In Sanguine… si compone di otto brani per una durata massima di circa 45 minuti, ed è una rielaborazione di vecchie tracce delle loro tre precedenti uscite (From the Deep…, In Daemonium Nocte, In Hoc Signo Vinces) che vengono riproposte e riarrangiate, con un inedito, Rewake to Destroy. Inizialmente, il progetto era quello di proporre un remaster di In Hoc Signo Vinces, ma poi, come spesso accade nella musica, una volta intrapreso un sentiero in una landa desolata, è ignoto dove lo stesso ti condurrà. Nasce, così, In Sanguine… album che ruota attorno al potere del sangue e al suo valore mistico, come si evince dall’artwork, piuttosto realistico, che rappresenta un uomo coperto da un sudario sporco del prezioso liquido ematico, in atto di difendersi da qualcosa che gli ha provocato sofferenza.

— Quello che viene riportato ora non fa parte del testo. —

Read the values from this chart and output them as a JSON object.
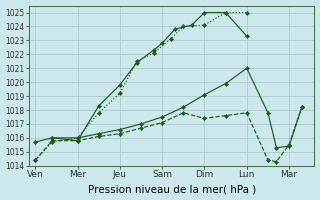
{
  "xlabel": "Pression niveau de la mer( hPa )",
  "background_color": "#cce8ed",
  "grid_color": "#aacccc",
  "line_color": "#1a5c1a",
  "ylim": [
    1014,
    1025.5
  ],
  "yticks": [
    1014,
    1015,
    1016,
    1017,
    1018,
    1019,
    1020,
    1021,
    1022,
    1023,
    1024,
    1025
  ],
  "x_labels": [
    "Ven",
    "Mer",
    "Jeu",
    "Sam",
    "Dim",
    "Lun",
    "Mar"
  ],
  "x_positions": [
    0,
    1,
    2,
    3,
    4,
    5,
    6
  ],
  "xlim": [
    -0.15,
    6.6
  ],
  "series": [
    {
      "x": [
        0,
        0.4,
        1.0,
        1.5,
        2.0,
        2.4,
        2.8,
        3.2,
        3.5,
        4.0,
        4.5,
        5.0
      ],
      "y": [
        1014.4,
        1015.7,
        1016.0,
        1017.8,
        1019.2,
        1021.5,
        1022.1,
        1023.1,
        1024.0,
        1024.1,
        1025.0,
        1025.0
      ],
      "linestyle": ":"
    },
    {
      "x": [
        0.4,
        1.0,
        1.5,
        2.0,
        2.4,
        2.8,
        3.0,
        3.3,
        3.7,
        4.0,
        4.5,
        5.0
      ],
      "y": [
        1016.0,
        1015.8,
        1018.3,
        1019.8,
        1021.4,
        1022.3,
        1022.8,
        1023.8,
        1024.1,
        1025.0,
        1025.0,
        1023.3
      ],
      "linestyle": "-"
    },
    {
      "x": [
        0,
        0.4,
        1.0,
        1.5,
        2.0,
        2.5,
        3.0,
        3.5,
        4.0,
        4.5,
        5.0,
        5.5,
        5.7,
        6.0,
        6.3
      ],
      "y": [
        1015.7,
        1016.0,
        1016.0,
        1016.3,
        1016.6,
        1017.0,
        1017.5,
        1018.2,
        1019.1,
        1019.9,
        1021.0,
        1017.8,
        1015.3,
        1015.4,
        1018.2
      ],
      "linestyle": "-"
    },
    {
      "x": [
        0,
        0.4,
        1.0,
        1.5,
        2.0,
        2.5,
        3.0,
        3.5,
        4.0,
        4.5,
        5.0,
        5.5,
        5.7,
        6.0,
        6.3
      ],
      "y": [
        1014.4,
        1015.8,
        1015.8,
        1016.1,
        1016.3,
        1016.7,
        1017.1,
        1017.8,
        1017.4,
        1017.6,
        1017.8,
        1014.4,
        1014.3,
        1015.5,
        1018.2
      ],
      "linestyle": "--"
    }
  ]
}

La scorza, più superficiale, è quella di un black metal duro e graffiante ma, raschiando (o meglio, scuoiando), troveremo molto di più: death, thrash e delle insolite quanto convincenti parti di tastiere che danno un tocco di epicità, creando un’unicità compositiva, accattivante, che ci consegna un sound fresco, originale e molto convincente, che tocca le atmosfere più tetre – fortemente influenzate dai gruppi di riferimento dei Demonia Mundi, ovvero Goblin, Antonius Rex, Jacula e Death SS. E poi c’è la voce di Demonia, che è un vero e proprio strumento, pronta a ferire e tranciare le vostre orecchie, con un growl tagliente, vero ago della bilancia della loro musica, capace di unire alla furia cieca, melodie convincenti: pensiamo ad esempio all’apertura di  In Hoc Signo Vinces…, che fa accapponare la pelle prima di esplodere nella sua primordiale violenza, oppure Daemonium Nox, il cui incipit è ipnotico, tetro e sinistro e ricorda The Music of the Lords, il tema composto da Johnny 5 e Griffin Boice per il film di Rob Zombie Le Streghe di Salem. L’alternanza tra forza e violenza nella stessa traccia è un elemento ricorrente, come avviene, ad esempio in  Malleus Maleficarum, solenne e violento, oppure  in The Circle and the Star – Next Execution, passaggio più ricco in cui emerge anche un altro aspetto, ovvero la presenza di sonorità che richiamano il medioevo (come abbiamo avuto modo di riscontrare anche nell’artwork) e che toccano l’apice nell’intermezzo di My Crying Queen, cantato in elfico. Il manifesto del disco è Our Eucharist, brano che contiene un po’ tutte le caratteristiche della proposta musicale dei Demonia Mundi, dal gioco di luci ed ombre, al lato melodico che progressivamente diventa nero e pungente.

In Sanguine… è il disco che non ti aspetti, un  coup de théâtre che ti sorprenderà per il nero che ha in sé, la violenza, la rabbia, ma anche la dolcezza del suo sangue, perché, ricordiamolo, come scriveva Bram Stoker, “il sangue è vita”.